Luongo's Legacy: Not Tonight

There are two things you should know about Roberto Luongo's final game this season, besides the one thing you will remember.

When the Vancouver Canucks were ready to expire, he alone nearly kept them alive with his will and skill and one of the finest gut-check performances in the history of a franchise that has had too few of them.

And after the goaltender made the mistake no one will forget, taking his eye off the puck long enough to be beaten, Luongo stood teary-eyed in front of his locker and patiently told each wave of reporters that he was to blame, that he had cost the Canucks the game and their playoff.

Those words were written four long years ago, before three Vezina nominations, before 28 shutouts, before four Molson Cups, before being named captain, before an Olympic gold medal, before leading a seemingly unstoppable Canucks team to within 60 minutes of their first Stanley Cup. The words were written in the Vancouver Sun, under the headline "Luongo's Canucks legacy looms larger than his last play." Even after just one season in Vancouver, they were concerned about Roberto Luongo's legacy.

That wasn't a legacy, of course. Not giving up a 2OT goal to the Ducks in a second round series in which he was fighting the stomach flu. Luongo's legacy wasn't defined by his playoff diarrhea any more than it will be by what happens tonight, win or lose. Game 7 is, after all, a hockey game, played under the same rules as the other 730 NHL games Luongo has been in net. It will not define a career or a goaltender or a man, nor will it answer the question "Can Roberto Luongo win the big one?" That question, insofar as it is answerable at all and not an eternal hypothetical, is already outdated.

How many lights out games have Canucks fans seen from Bobby Lou at GM Place? Too many to count, but Luongo will need to dig down deep and come up with one of those performance-of-a-career games for his team to be successful. We still haven't seen Louie's A game — but he needs to bring it today. Soft goals simply cannot happen. This is a legacy game for Luongo and he's well aware of it.

Those words appeared more than a year ago in the Ottawa Citizen, before Luongo stood between the pipes at the Olympics and turned away 34 shots - precisely as many as were needed to win the big one. Presumably that would have cemented the legacy that so many commentators had assigned to the outcome of one game. It didn't.

The legacy, or precisely the legacy game, is a creation of ours, not an objective reality. We want so desperately for codified history to emerge from the quantum uncertainty of the present. We seek the narrative that fits to our constructions of what sport should be — the symmetry, the poetry, the drama, the perfection of one game being able to define the undefinable, a life's work. A life. But it goes far beyond hyperbole when we designate a legacy game before the game is played.

And then game seven. The series had seen it all, from overtime thrillers to lopsided blowouts to everything in between, and game seven certainly fit into one of those categories. All eyes were on Roberto Luongo. Many thought he would rise to the occasion while others thought he would crumble, and in the end we now know they were right. Without question, this game will be his defining legacy.

Those words appeared today, or rather tomorrow, in a wonderful game 7 "recap" written before game 7. It would be funny if we weren't sure to find similar paragraphs written tomorrow, tongue-out-of-cheek.

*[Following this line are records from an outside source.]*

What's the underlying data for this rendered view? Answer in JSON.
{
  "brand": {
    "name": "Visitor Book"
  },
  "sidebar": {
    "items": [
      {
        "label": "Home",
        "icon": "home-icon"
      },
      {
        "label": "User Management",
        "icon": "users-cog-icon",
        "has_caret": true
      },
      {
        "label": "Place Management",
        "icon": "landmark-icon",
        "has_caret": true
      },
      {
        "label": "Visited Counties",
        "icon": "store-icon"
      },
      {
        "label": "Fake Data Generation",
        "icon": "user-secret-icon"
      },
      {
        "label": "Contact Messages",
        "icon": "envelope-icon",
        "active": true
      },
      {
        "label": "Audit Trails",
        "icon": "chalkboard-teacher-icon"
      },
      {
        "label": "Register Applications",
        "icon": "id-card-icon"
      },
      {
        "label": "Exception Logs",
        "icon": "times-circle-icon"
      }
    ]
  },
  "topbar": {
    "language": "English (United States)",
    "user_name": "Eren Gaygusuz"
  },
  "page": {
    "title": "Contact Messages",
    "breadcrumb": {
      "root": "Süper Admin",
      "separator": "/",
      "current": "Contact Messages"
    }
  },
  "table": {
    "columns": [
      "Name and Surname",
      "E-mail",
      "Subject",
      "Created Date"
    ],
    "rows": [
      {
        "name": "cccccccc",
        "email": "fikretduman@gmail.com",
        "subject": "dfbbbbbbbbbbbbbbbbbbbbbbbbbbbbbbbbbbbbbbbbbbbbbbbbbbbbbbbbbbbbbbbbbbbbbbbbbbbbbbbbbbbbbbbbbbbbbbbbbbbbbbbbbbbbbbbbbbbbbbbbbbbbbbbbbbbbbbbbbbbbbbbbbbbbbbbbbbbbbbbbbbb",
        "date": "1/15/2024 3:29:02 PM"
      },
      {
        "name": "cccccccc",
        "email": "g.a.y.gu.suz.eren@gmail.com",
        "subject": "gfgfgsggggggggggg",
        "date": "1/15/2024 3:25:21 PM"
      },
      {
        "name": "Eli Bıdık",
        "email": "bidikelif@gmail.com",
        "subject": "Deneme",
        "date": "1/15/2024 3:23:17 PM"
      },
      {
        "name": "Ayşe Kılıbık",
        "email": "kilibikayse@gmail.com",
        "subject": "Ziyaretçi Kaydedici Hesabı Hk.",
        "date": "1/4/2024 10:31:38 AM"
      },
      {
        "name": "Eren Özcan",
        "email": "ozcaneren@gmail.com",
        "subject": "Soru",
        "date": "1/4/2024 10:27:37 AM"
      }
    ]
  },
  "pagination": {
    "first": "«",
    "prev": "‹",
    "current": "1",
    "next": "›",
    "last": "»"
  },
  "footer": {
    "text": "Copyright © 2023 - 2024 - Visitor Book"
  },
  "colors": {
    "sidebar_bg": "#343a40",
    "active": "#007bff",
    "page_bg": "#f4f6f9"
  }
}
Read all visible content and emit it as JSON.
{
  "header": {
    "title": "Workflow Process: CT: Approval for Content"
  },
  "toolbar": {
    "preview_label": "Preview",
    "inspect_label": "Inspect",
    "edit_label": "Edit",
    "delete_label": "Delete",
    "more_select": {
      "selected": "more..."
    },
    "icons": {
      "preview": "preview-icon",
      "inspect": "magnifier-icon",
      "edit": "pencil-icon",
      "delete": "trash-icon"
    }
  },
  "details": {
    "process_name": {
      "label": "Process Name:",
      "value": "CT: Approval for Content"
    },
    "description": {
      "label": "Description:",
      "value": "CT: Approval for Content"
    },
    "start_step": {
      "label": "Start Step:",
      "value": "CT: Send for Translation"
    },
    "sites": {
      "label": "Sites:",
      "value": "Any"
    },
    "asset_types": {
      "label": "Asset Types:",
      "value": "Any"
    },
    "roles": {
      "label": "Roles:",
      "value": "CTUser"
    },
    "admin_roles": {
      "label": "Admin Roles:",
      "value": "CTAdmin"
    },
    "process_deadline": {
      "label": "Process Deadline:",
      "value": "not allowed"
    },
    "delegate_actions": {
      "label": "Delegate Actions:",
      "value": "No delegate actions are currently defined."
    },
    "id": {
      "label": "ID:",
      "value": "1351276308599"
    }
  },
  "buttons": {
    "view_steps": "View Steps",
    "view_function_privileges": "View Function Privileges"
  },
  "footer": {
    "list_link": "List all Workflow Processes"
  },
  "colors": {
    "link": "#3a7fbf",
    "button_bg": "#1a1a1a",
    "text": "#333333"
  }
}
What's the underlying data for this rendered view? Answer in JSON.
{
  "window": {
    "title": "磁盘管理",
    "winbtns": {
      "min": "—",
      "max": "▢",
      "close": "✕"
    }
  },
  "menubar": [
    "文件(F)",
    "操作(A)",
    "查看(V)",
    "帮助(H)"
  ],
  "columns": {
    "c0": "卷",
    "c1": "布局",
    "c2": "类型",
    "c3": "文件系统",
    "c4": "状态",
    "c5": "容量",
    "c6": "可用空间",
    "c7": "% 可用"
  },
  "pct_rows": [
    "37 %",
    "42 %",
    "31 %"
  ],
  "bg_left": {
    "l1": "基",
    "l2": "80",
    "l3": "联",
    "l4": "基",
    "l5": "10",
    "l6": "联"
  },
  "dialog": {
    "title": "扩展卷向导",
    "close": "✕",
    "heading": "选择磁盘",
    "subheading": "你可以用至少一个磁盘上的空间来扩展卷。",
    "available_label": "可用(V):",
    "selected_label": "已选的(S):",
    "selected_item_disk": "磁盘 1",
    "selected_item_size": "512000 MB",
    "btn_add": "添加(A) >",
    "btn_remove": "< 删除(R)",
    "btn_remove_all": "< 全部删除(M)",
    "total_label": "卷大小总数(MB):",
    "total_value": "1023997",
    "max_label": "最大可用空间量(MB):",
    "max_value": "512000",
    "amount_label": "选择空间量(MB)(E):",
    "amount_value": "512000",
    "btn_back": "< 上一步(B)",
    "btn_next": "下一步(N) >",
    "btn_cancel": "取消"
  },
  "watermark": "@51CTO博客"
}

Certainly there are legacies made on games, in moments. Stephane Matteau, Kelly Hrudey, Mike Rupp, a hundred other unlikely heroes. Some fourth-line forward for Vancouver or Boston could define their careers tonight with a single flick of the wrist, but not Roberto Luongo. Legacy games are for those who haven't spent a career building their own.

"Without Luongo, there were no playoffs for the Canucks, no division title. Without him, the idea of next season would be as bleak and hollow as most of the team's previous promises. Luongo actually had teammates believing they could win a Stanley Cup even with a handful of pieces missing.

With Luongo back in net next season, they'll still believe."

Those words were written in 2007. They apply equally today.